153733-157359There’s a rhetorical trick called apophasis where you point out something by not pointing it out. For example, Donald Trump’s “I refuse to call Megyn Kelly a bimbo.”

But sometimes apophasis happens unintentionally. Someone will try to avoid talking about something, and the omission will leave that thing shrieking in your head like a klaxon. Usually, it’s something political, or something that might offend people. They can’t figure out how to present it tastefully, so they slash Gordion’s knot and cut it out entirely.

The result, when it happens in art, is a weird kind of hole. Cartoons about Vikings where there’s not a hint of rape or plunder. TV shows about the antebellum south without a hint of slavery.

In Indiana Jones and the Last Crusade (the “when will they make another one?” movie), Harrison Ford runs into some goosesteppers and says “Nazis…I hate these guys.” This line sums up the approach of these films: obvious and simple themes presented in an emotionally satisfying way.

In the recent Indiana Jones and the Kingdom of the Crystal Skull (the “WHY did they make another one?” movie), he encounters some Russkies and says “Russians…” Then there’s a beat where you wait for him to say “…I hate these guys”, but he never does. The effect is jarring, like stepping on a stair that isn’t there. You can actually feel that a line was cut out: it almost leaves an echo. They had the setup all worked out…and then someone’s nerve broke. “Guys, we can’t have Indie say he hates Russians.”

There’s lots of books and movies like that, where it’s obvious something quite specific ended up on the cutting room floor. Movies seem like they’re setting us up for a sex scene…and then snap out of it, suddenly enough to give you whiplash. When I see something like this, my imagination goes crazy. What happened behind the scenes? Did someone write the movie, scandalise some studio head, who then gave it to an underling to rewrite in half an hour? It breaks the fourth wall harder than an actor flipping off the camera.

In art theory they talk about “figure vs ground”. Figures are the things in a picture you’re supposed to focus on – Magritte’s not-a-pipe, Holbien’s terrifying elongated skull. Ground is all the background elements – anything that isn’t a figure.

In practice, it gets pretty complicated, because often the figure only makes sense in reference to the ground. Imagine if someone cut the Mona Lisa out of her painting using a pair of scissors – she would still be there, the vast gulf of negative space would be as good as a parking nameplate: THIS SPOT RESERVED FOR MRS LISA GHERARDINI. In fact, she might be more obvious than she was before.
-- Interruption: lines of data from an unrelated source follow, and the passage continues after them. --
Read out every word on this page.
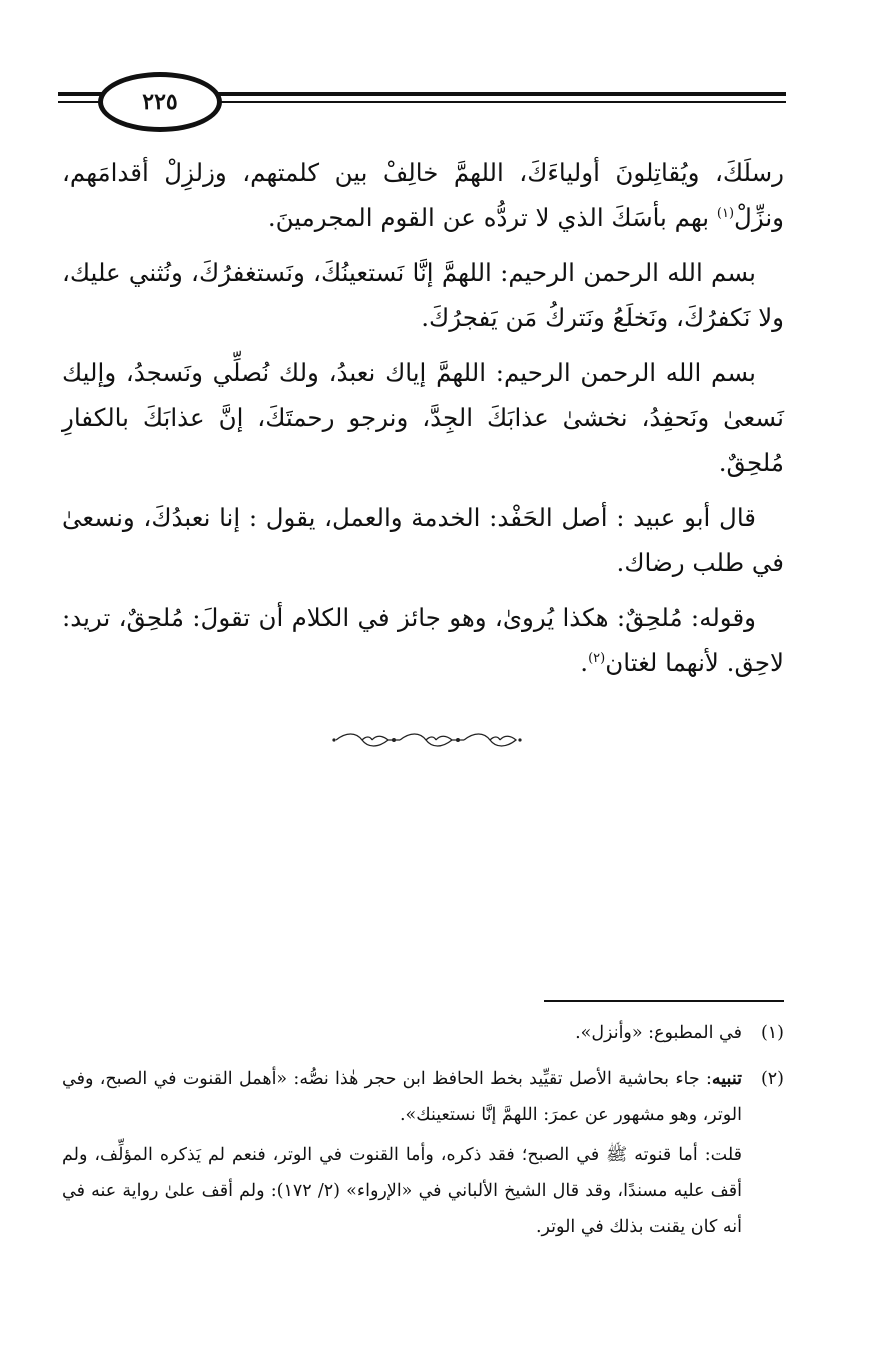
٢٢٥

رسلَكَ، ويُقاتِلونَ أولياءَكَ، اللهمَّ خالِفْ بين كلمتهم، وزلزِلْ أقدامَهم، ونزِّلْ$^{(١)}$ بهم بأسَكَ الذي لا تردُّه عن القوم المجرمينَ.

بسم الله الرحمن الرحيم: اللهمَّ إنَّا نَستعينُكَ، ونَستغفرُكَ، ونُثني عليك، ولا نَكفرُكَ، ونَخلَعُ ونَتركُ مَن يَفجرُكَ.

بسم الله الرحمن الرحيم: اللهمَّ إياك نعبدُ، ولك نُصلِّي ونَسجدُ، وإليك نَسعىٰ ونَحفِدُ، نخشىٰ عذابَكَ الجِدَّ، ونرجو رحمتَكَ، إنَّ عذابَكَ بالكفارِ مُلحِقٌ.

قال أبو عبيد : أصل الحَفْد: الخدمة والعمل، يقول : إنا نعبدُكَ، ونسعىٰ في طلب رضاك.

وقوله: مُلحِقٌ: هكذا يُروىٰ، وهو جائز في الكلام أن تقولَ: مُلحِقٌ، تريد: لاحِق. لأنهما لغتان$^{(٢)}$.

(١)

في المطبوع: «وأنزل».

(٢)

تنبيه: جاء بحاشية الأصل تقيِّيد بخط الحافظ ابن حجر هٰذا نصُّه: «أهمل القنوت في الصبح، وفي الوتر، وهو مشهور عن عمرَ: اللهمَّ إنَّا نستعينك».

قلت: أما قنوته ﷺ في الصبح؛ فقد ذكره، وأما القنوت في الوتر، فنعم لم يَذكره المؤلِّف، ولم أقف عليه مسندًا، وقد قال الشيخ الألباني في «الإرواء» (٢/ ١٧٢): ولم أقف علىٰ رواية عنه في أنه كان يقنت بذلك في الوتر.
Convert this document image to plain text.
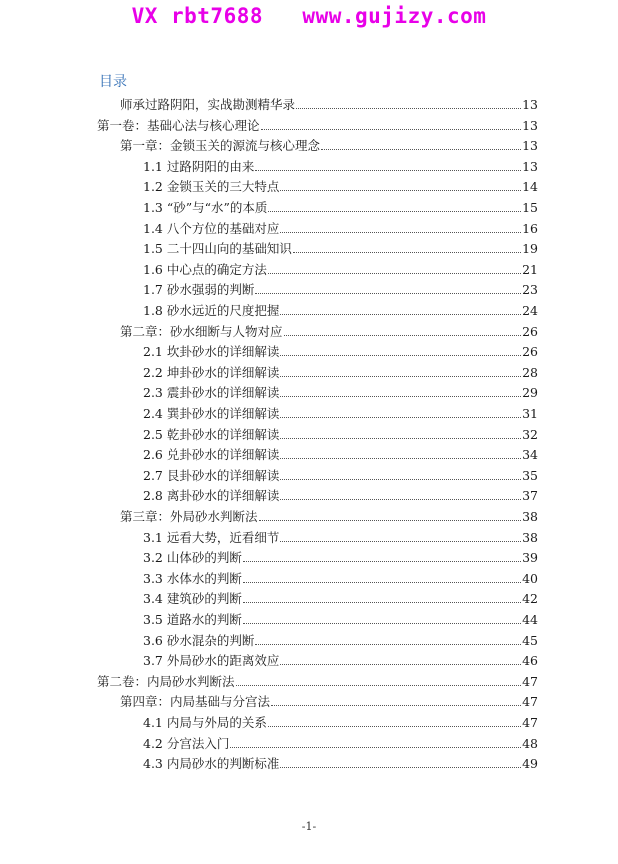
VX rbt7688   www.gujizy.com
目录
师承过路阴阳，实战勘测精华录	13
第一卷：基础心法与核心理论	13
第一章：金锁玉关的源流与核心理念	13
1.1 过路阴阳的由来	13
1.2 金锁玉关的三大特点	14
1.3 “砂”与“水”的本质	15
1.4 八个方位的基础对应	16
1.5 二十四山向的基础知识	19
1.6 中心点的确定方法	21
1.7 砂水强弱的判断	23
1.8 砂水远近的尺度把握	24
第二章：砂水细断与人物对应	26
2.1 坎卦砂水的详细解读	26
2.2 坤卦砂水的详细解读	28
2.3 震卦砂水的详细解读	29
2.4 巽卦砂水的详细解读	31
2.5 乾卦砂水的详细解读	32
2.6 兑卦砂水的详细解读	34
2.7 艮卦砂水的详细解读	35
2.8 离卦砂水的详细解读	37
第三章：外局砂水判断法	38
3.1 远看大势，近看细节	38
3.2 山体砂的判断	39
3.3 水体水的判断	40
3.4 建筑砂的判断	42
3.5 道路水的判断	44
3.6 砂水混杂的判断	45
3.7 外局砂水的距离效应	46
第二卷：内局砂水判断法	47
第四章：内局基础与分宫法	47
4.1 内局与外局的关系	47
4.2 分宫法入门	48
4.3 内局砂水的判断标准	49
-1-
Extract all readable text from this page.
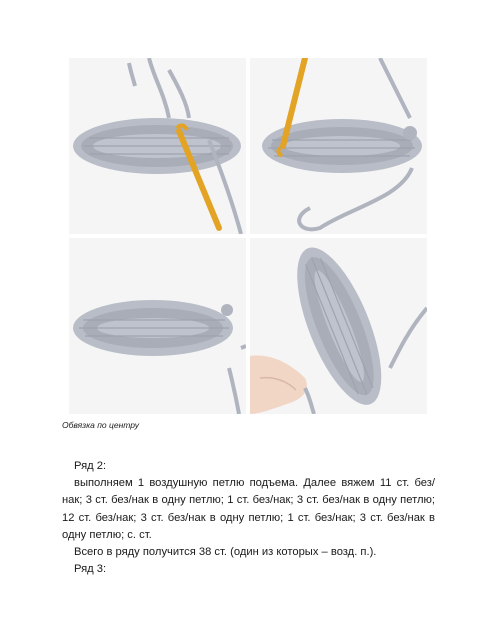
Обвязка по центру

Ряд 2:

выполняем 1 воздушную петлю подъема. Далее вяжем 11 ст. без/нак; 3 ст. без/нак в одну петлю; 1 ст. без/нак; 3 ст. без/нак в одну петлю; 12 ст. без/нак; 3 ст. без/нак в одну петлю; 1 ст. без/нак; 3 ст. без/нак в одну петлю; с. ст.

Всего в ряду получится 38 ст. (один из которых – возд. п.).

Ряд 3:
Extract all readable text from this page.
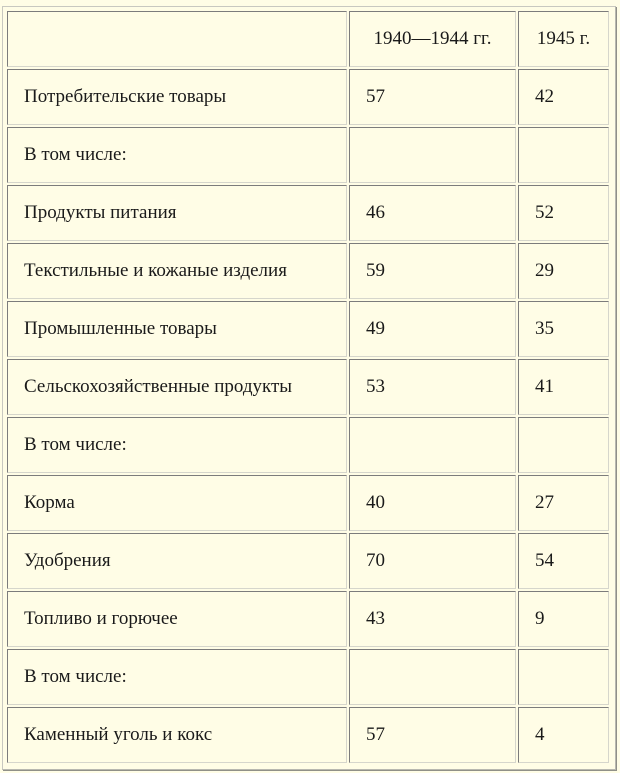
	1940—1944 гг.	1945 г.
Потребительские товары	57	42
В том числе:		
Продукты питания	46	52
Текстильные и кожаные изделия	59	29
Промышленные товары	49	35
Сельскохозяйственные продукты	53	41
В том числе:		
Корма	40	27
Удобрения	70	54
Топливо и горючее	43	9
В том числе:		
Каменный уголь и кокс	57	4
The missing area in the canvas would be stark, absolutely impossible to ignore.

Imagine a CIA report that has lines blacked out. You wouldn’t be able to put that aside: you’d be incredibly curious about what was originally there. In the same way, it’s often very conspicuous in art when something should be there, but isn’t. You can’t destroy and not create, the negative space remains, and sometimes the best way to draw attention to something is to remove it.